During the rule of Nazis in Germany, Hitler had a secret service, the Gestapo, to spy on the citizens, bureaucrats and identify the “Enemies of State”. Anybody considered to be a political threat was arrested; those who made jokes about the Nazi Party were also arrested; the “work shy” were also arrested. The Gestapo became a law unto themselves. This non-uniformed branch of the SS became justifiably feared just as the visible presence of the black uniformed SS men did.

Well, let me get to my point here. The media today has been choreographing multiple sting operations for any reason they could conjure much like the Gestapo. Match-fixing, Defence land scams, even for school teachers. When Tehelka started, the intentions were sincere; they wanted to catch the culprits red-handed. But with advent of technology, every tom, dick and harry is carrying out sting operations in the name of truth, and TV news channels are selling it like hot cakes.

In Nazi Germany the police were allowed to arrest people on suspicion that they were about to do wrong. This gave the police huge powers. Similarly today, the people, or rather the mob has been given immeasurable power to frame, prosecute and punish almost anyone based on such operations, giving rise to complete anarchy in the state.

The sting operation on Uma Khurana stands out as one of the most disturbing. According to the sting, Uma Khurana, a mathematics teacher at Sarvodaya Kanya Vidyalaya in Delhi, was pushing her students into prostitution. The sting, aired on LiveIndia, led on a large-scale riot on Asaf-Ali Road. Uma Khurana was almost lynched by a violent mob.

Eventually, as it turns out, the sting was a frame-up allegedly motivated by a petty grudge between her and a businessman, Virendra Arora. Arora’s friend Prakash Singh, a journalist with LiveIndia masterminded the whole sting. He, infact asked a friend Rashmi Singh, to pose as a student who was pushed into prostitution by Khurana. The whole sting was motivated by petty revenge on the part of the businessman who gave the journalist a tip-off and a desire for cheap publicity on the part of the channel. The operation focussed on bringing out the glamorous bits to raise TRP’s than say corruption in the education system. Seems like they derive inspiration from today’s reality TV shows, which wash others’ dirty linen in public, giving the rest of us a chance to engage in schadenfreude.

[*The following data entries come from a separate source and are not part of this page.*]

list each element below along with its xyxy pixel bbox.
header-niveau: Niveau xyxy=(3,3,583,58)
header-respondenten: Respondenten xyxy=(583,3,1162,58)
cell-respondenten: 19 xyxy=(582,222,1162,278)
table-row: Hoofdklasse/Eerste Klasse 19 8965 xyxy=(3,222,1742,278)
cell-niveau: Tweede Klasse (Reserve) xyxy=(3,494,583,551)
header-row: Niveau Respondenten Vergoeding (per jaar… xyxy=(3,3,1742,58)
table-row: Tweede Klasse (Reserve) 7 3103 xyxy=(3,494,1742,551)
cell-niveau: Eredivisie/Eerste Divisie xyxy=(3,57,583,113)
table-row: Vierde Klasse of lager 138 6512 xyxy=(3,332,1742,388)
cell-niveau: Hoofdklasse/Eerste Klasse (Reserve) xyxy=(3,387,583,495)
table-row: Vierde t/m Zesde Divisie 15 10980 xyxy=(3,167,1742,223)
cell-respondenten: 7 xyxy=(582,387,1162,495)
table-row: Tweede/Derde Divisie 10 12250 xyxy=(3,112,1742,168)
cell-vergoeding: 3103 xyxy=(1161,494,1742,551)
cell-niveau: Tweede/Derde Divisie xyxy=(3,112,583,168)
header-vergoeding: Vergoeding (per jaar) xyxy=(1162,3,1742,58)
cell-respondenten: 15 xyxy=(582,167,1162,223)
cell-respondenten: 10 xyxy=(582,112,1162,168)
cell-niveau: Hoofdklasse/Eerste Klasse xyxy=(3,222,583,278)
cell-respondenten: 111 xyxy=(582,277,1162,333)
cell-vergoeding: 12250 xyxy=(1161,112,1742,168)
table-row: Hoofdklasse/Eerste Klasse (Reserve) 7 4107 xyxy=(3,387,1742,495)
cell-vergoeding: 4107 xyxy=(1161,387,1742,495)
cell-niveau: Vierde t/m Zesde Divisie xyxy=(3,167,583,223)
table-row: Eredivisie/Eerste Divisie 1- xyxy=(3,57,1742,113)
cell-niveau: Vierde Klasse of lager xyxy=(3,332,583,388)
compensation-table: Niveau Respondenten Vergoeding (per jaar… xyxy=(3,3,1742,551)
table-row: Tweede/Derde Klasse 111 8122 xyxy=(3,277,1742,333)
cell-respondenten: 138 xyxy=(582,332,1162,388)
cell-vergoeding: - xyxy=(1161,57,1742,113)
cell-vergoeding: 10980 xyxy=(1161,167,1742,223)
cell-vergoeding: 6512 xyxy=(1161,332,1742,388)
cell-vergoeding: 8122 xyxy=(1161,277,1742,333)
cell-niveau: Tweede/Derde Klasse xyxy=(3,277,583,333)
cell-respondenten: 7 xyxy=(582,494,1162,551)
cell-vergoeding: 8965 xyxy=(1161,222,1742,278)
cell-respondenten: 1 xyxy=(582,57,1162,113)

Please don’t misunderstand me, I do not oppose transparency, but what the media presents today is minimal fact adulterated with a lot of fiction, for which they are never held accountable. Also, while the channels are sting-happy, hopping from one operation to another, the issues they set out to address seem lost as soon as the buzz dies down. Follow ups mean a small story covered a few months down the line. Where has the idea of a proper closure to the story gone? Whatever happened to the conventional form of reporting and news presenters before news shows began to sound like the latest episode of an Ekta kapoor serial or a reality show? Must we all look out for hidden cameras over our backs now, constantly feeling watched?

As a citizen of an independent, democratic nation, I find it rather alarming, don’t you?